Opponents may call this privatisation by stealth. But the goal is not to dismantle government schools—it is to make them compete fairly. A high-performing government school would still qualify for the voucher. But now, it would need to deliver real results to attract and retain students. The current system rewards longevity and headcounts. A choice-based model would reward outcomes. Strong public schools would thrive. Ineffective ones—whether public or private—would be outcompeted, as they should.
US’ ‘school choice’ model
There is international precedent for this. US states like Arizona and Florida have introduced voucher programs and education savings accounts. Sweden’s universal voucher system has led to the proliferation of tuition-free, high-quality private schools under government oversight. In India, pilot programs in Gujarat and Andhra Pradesh have shown measurable learning gains among students who received school choice vouchers.
The fiscal case is equally compelling. Education is among the top three bureaucratic employers in Indian states, alongside the civil services and state electricity boards. In Punjab, more than 52% of the education budget goes to salaries and pensions—a structural cost that escalates each year, regardless of learning outcomes. Simply raising funding without restructuring how it’s spent deepens inefficiency. In contrast, a rental-plus-voucher system—where the state leases infrastructure to private operators and funds students directly—could dramatically cut waste and foster a new generation of education entrepreneurs accountable to parents, not ministries.
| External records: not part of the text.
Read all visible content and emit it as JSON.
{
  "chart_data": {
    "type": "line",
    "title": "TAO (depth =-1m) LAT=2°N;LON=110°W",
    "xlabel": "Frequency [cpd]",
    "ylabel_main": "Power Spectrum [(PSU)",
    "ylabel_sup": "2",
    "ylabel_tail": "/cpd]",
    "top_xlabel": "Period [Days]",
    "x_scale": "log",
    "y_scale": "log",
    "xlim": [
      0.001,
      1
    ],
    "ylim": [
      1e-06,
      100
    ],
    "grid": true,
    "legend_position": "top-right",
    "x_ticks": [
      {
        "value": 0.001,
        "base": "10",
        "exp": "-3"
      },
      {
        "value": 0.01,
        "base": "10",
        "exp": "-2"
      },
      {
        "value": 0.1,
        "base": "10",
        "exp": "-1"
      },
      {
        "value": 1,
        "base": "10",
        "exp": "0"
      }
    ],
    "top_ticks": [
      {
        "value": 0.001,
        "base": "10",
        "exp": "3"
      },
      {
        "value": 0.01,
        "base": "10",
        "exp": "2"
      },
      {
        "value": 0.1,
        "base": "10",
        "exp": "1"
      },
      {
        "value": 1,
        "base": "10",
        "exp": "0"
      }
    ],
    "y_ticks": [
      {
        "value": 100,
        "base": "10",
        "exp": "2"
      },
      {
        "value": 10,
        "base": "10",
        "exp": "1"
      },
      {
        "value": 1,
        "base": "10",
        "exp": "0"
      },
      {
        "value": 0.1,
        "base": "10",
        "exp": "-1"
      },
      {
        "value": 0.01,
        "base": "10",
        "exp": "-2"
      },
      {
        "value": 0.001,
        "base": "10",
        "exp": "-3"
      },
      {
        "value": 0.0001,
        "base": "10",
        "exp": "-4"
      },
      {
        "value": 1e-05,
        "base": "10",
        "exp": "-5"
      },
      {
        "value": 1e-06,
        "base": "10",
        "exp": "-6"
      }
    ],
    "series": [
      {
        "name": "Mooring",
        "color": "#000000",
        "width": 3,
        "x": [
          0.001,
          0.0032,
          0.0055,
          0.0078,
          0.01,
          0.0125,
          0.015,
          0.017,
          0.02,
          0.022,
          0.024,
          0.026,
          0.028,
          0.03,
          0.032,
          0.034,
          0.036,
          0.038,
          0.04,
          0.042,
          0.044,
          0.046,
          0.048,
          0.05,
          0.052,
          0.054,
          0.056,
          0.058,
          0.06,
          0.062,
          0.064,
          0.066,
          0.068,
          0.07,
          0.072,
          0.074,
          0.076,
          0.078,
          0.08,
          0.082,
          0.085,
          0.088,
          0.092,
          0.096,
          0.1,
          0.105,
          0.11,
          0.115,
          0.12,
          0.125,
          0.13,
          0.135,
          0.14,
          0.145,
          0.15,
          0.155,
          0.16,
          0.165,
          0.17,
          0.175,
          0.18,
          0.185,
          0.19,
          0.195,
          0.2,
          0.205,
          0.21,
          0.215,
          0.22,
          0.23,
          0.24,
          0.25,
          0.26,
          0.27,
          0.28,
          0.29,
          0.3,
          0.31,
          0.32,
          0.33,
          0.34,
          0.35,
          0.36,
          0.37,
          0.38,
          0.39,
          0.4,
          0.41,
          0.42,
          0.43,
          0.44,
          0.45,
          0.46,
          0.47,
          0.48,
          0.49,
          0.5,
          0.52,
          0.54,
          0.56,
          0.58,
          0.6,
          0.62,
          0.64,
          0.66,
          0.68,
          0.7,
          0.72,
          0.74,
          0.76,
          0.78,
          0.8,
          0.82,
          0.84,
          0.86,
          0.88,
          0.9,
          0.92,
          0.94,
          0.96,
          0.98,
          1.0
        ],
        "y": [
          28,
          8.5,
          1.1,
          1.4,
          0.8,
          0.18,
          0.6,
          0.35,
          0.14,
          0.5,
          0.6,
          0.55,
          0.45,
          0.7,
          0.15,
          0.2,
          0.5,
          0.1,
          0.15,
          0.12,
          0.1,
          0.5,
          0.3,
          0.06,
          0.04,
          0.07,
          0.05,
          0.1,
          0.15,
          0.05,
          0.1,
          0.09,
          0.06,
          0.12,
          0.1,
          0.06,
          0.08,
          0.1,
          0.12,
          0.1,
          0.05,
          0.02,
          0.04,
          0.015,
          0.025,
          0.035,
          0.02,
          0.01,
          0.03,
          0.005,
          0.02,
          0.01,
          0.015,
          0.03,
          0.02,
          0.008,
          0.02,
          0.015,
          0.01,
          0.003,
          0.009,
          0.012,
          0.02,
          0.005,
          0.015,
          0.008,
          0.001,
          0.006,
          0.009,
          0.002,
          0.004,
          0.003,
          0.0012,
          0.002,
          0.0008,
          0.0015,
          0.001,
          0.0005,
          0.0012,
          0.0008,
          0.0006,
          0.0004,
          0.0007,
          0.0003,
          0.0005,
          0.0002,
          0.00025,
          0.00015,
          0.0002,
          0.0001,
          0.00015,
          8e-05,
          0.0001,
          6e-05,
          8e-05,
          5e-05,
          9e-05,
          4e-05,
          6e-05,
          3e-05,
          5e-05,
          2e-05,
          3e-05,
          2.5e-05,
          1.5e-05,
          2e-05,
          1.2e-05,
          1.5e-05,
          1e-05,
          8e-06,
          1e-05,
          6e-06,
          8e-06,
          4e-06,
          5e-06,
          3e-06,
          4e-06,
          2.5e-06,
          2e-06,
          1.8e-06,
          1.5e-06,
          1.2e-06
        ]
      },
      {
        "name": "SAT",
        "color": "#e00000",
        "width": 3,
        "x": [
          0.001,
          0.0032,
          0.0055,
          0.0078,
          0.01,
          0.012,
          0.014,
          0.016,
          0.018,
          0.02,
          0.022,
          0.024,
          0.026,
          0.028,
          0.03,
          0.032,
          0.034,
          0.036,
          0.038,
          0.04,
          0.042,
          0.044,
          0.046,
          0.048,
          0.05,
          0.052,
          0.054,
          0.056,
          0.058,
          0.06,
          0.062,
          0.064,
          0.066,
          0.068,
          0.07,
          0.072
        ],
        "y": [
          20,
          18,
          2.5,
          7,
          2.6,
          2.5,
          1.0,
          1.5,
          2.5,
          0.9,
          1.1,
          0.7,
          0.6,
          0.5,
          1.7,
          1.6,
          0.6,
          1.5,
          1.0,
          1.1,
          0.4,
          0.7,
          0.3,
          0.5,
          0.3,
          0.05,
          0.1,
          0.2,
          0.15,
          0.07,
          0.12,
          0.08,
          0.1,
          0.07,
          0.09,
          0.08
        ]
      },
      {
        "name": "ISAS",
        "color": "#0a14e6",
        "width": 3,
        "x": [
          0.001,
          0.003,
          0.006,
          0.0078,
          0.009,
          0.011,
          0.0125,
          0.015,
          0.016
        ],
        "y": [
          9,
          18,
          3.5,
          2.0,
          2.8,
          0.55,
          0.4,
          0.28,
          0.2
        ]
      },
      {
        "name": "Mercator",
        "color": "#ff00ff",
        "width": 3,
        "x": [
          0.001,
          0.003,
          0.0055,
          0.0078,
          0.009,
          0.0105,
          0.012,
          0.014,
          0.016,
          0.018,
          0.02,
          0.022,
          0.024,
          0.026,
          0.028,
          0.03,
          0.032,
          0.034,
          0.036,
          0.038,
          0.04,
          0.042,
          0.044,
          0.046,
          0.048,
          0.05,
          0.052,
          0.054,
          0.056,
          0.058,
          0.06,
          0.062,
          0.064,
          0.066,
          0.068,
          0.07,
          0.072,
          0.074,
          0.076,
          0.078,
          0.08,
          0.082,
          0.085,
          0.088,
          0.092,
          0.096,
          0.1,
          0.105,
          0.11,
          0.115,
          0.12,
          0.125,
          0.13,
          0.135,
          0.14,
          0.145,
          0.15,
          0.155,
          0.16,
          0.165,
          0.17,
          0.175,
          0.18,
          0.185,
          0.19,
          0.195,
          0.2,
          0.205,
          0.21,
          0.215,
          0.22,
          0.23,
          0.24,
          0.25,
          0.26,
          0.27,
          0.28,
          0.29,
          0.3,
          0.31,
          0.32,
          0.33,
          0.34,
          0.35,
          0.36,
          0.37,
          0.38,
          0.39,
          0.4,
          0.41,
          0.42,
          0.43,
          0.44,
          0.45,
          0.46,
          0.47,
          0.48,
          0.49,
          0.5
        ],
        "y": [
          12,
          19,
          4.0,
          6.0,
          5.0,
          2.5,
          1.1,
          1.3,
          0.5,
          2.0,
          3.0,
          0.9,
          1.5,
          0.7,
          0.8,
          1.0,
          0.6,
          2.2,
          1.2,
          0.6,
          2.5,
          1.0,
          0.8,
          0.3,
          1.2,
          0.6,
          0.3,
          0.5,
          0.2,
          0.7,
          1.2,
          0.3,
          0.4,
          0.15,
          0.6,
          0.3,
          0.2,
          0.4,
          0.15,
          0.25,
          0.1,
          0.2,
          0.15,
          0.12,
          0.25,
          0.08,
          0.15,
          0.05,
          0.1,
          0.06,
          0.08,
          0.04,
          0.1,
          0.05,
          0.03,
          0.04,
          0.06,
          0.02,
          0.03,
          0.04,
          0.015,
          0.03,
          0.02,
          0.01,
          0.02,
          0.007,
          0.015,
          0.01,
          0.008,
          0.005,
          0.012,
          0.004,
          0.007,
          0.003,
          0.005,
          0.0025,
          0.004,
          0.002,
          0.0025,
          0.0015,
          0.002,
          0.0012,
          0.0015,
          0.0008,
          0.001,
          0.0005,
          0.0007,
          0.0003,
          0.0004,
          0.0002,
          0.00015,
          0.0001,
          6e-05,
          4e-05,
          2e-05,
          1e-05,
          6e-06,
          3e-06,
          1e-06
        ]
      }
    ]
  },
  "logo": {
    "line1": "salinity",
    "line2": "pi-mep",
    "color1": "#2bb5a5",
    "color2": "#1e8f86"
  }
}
Imagine the government leasing school buildings to private operators—educational trusts, NGOs, or socially responsible corporations—who then run the schools, hire staff, and are paid based on enrollment and student performance with vouchers per child. Lease payments due to Government could be deducted from the voucher amount, saving government resources and monetizing infrastructure. Where no lease is needed, the full voucher amount would be paid toward tuition. Transparent audits and performance tracking would ensure accountability and safeguard public money.
Political will is key
Yes, reform would require political will. Unions may resist. Bureaucrats may feel threatened. Equity concerns will surface. But none of these challenges are insurmountable. Teachers can be retained under new systems or offered early retirement. Minimum access quotas for disadvantaged students can be mandated by law. Technology can monitor outcomes, and third-party audits can ensure transparency.
India’s education spending has long hovered between 2.8% and 3.1% of GDP—well below the recommended 6%. This chronic underinvestment, paired with ineffective delivery, has left schools under-resourced and learning outcomes poor. Punjab, like many states, simply cannot afford to spend ₹64,000 per student and continue to produce children who cannot read or do basic math. If such a significant investment fails to deliver foundational skills, then the system is broken.
A model where money follows the student—where choice, competition, and outcomes drive improvement—is not just bold. It is necessary. Embracing public-private partnerships and moving beyond the outdated monopoly of state delivery can elevate learning, foster innovation, and ensure value for public investment. With thoughtful design, accountability, and safeguards, India can build a system worthy of its children. The time to act is now.